Man, that house! The red roof, the old creosoted logs, the thick chinking, the flagstone patio, the Adirondack chairs, the blackened fieldstone fireplace, the sleeping balcony that jutted over the great room and that you reached by climbing a rickety ladder nailed to a wall; the trap door to the dirt-floored “bathhouse,” the view out the back windows of a lily pond cove. I read all of the James Bond novels there one summer, ten Eric Ambler novels the next; I read The Day of the Triffids there.
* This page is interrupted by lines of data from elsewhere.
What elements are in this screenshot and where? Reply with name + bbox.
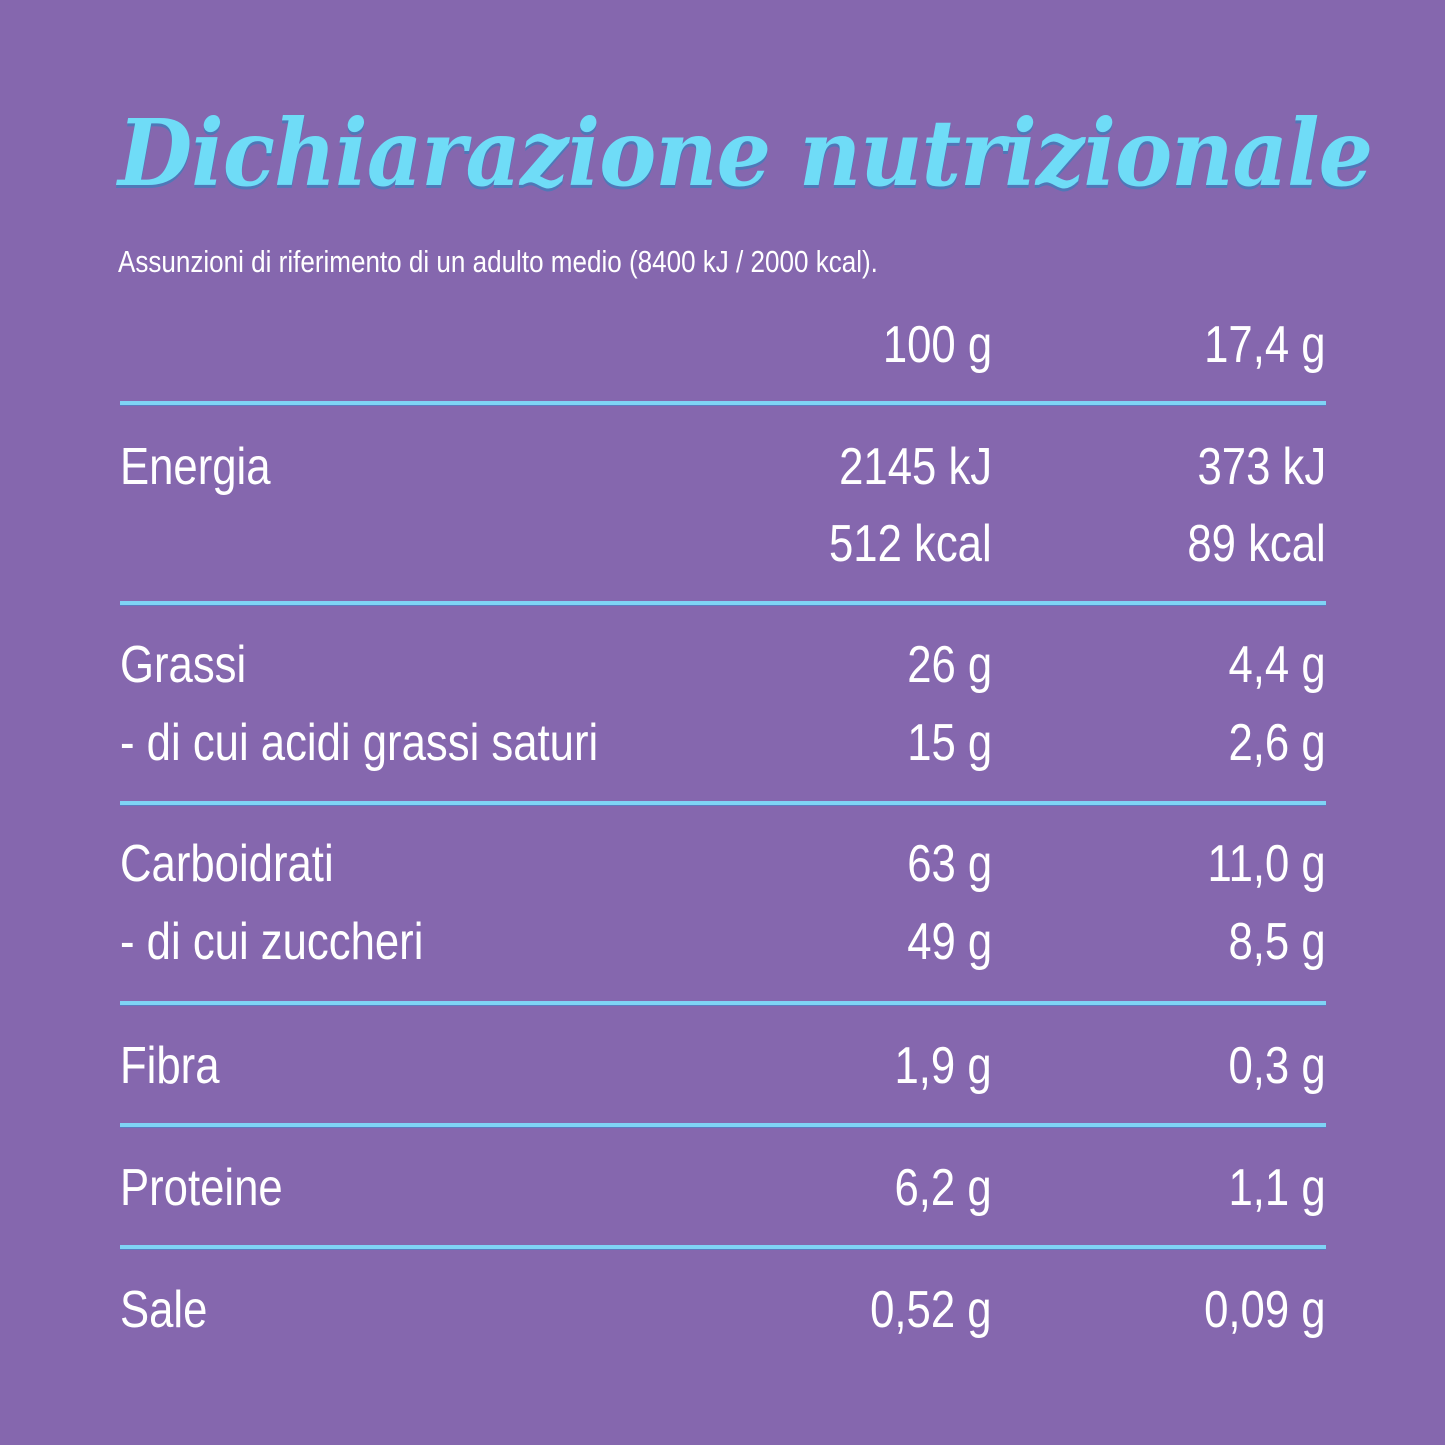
saturated-fat-per-portion: 2,6 g xyxy=(1228,714,1326,772)
salt-per-100g: 0,52 g xyxy=(870,1281,992,1339)
row-label-salt: Sale xyxy=(120,1281,208,1339)
fibre-per-portion: 0,3 g xyxy=(1228,1037,1326,1095)
carbohydrates-per-100g: 63 g xyxy=(906,835,992,893)
divider xyxy=(120,1123,1326,1127)
row-label-saturated-fat: - di cui acidi grassi saturi xyxy=(120,714,599,772)
sugars-per-portion: 8,5 g xyxy=(1228,913,1326,971)
divider xyxy=(120,601,1326,605)
sugars-per-100g: 49 g xyxy=(906,913,992,971)
fat-per-100g: 26 g xyxy=(906,636,992,694)
fibre-per-100g: 1,9 g xyxy=(894,1037,992,1095)
divider xyxy=(120,1245,1326,1249)
row-label-energy: Energia xyxy=(120,438,271,496)
row-label-fibre: Fibra xyxy=(120,1037,220,1095)
energy-kj-per-100g: 2145 kJ xyxy=(839,438,992,496)
page-title: Dichiarazione nutrizionale xyxy=(118,99,1373,207)
divider xyxy=(120,1001,1326,1005)
saturated-fat-per-100g: 15 g xyxy=(906,714,992,772)
energy-kcal-per-100g: 512 kcal xyxy=(829,515,992,573)
salt-per-portion: 0,09 g xyxy=(1204,1281,1326,1339)
protein-per-100g: 6,2 g xyxy=(894,1159,992,1217)
divider xyxy=(120,401,1326,405)
row-label-protein: Proteine xyxy=(120,1159,283,1217)
energy-kj-per-portion: 373 kJ xyxy=(1197,438,1326,496)
column-header-per-portion: 17,4 g xyxy=(1204,316,1326,374)
row-label-carbohydrates: Carboidrati xyxy=(120,835,334,893)
protein-per-portion: 1,1 g xyxy=(1228,1159,1326,1217)
energy-kcal-per-portion: 89 kcal xyxy=(1187,515,1326,573)
row-label-sugars: - di cui zuccheri xyxy=(120,913,424,971)
reference-intake-note: Assunzioni di riferimento di un adulto m… xyxy=(118,244,878,279)
carbohydrates-per-portion: 11,0 g xyxy=(1207,835,1326,893)
divider xyxy=(120,801,1326,805)
column-header-per-100g: 100 g xyxy=(882,316,992,374)
fat-per-portion: 4,4 g xyxy=(1228,636,1326,694)
row-label-fat: Grassi xyxy=(120,636,247,694)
And I wrote my first (and, thank God, my only) book of poetry there (in a stenographer’s notebook) entitled (he said shamefacedly) “Running Barefoot in a Stream of Consciousness,” and I wrote my first prose fiction there (also in a stenographer’s notebook: what was with that? where did those notebooks even come from?), a fantasy novel entitled (he said straight facedly) “There’s Something Sinister About a Door.” I loved that place, that house, I loved lying in bed late at night, loud crickets and frogs outside, listening to the grownups playing canasta or watching “Alfred Hitchcock Presents” on a tiny black-and-white TV—the same set that I watched, one July afternoon, as Martin Luther King gave his “I Have a Dream” speech. The house even had a name: Eraho Lodge (Eraho was O’Hare spelled backwards.) The house at Cranberry/Sunburn Lake, I loved it. Which is why the day my mother sold it, had to sell it, in 1968, the day when it passed from our possession after 40-plus years, is one of the darkest days of my life. And why I wanted to recreate it, as best I could, in words, for the stories in Sunburn Lake.

It’s my best book. In every way. Every single way. It’s not my favorite book, that will always be Derby Dugan’s Depression Funnies, but it’s my best.

Me on the patio of Eraho Lodge, the summer of 1952 or 1953. Great shoes.

Me on the patio of Eraho Lodge, the summer of 1952 or 1953. Great shoes.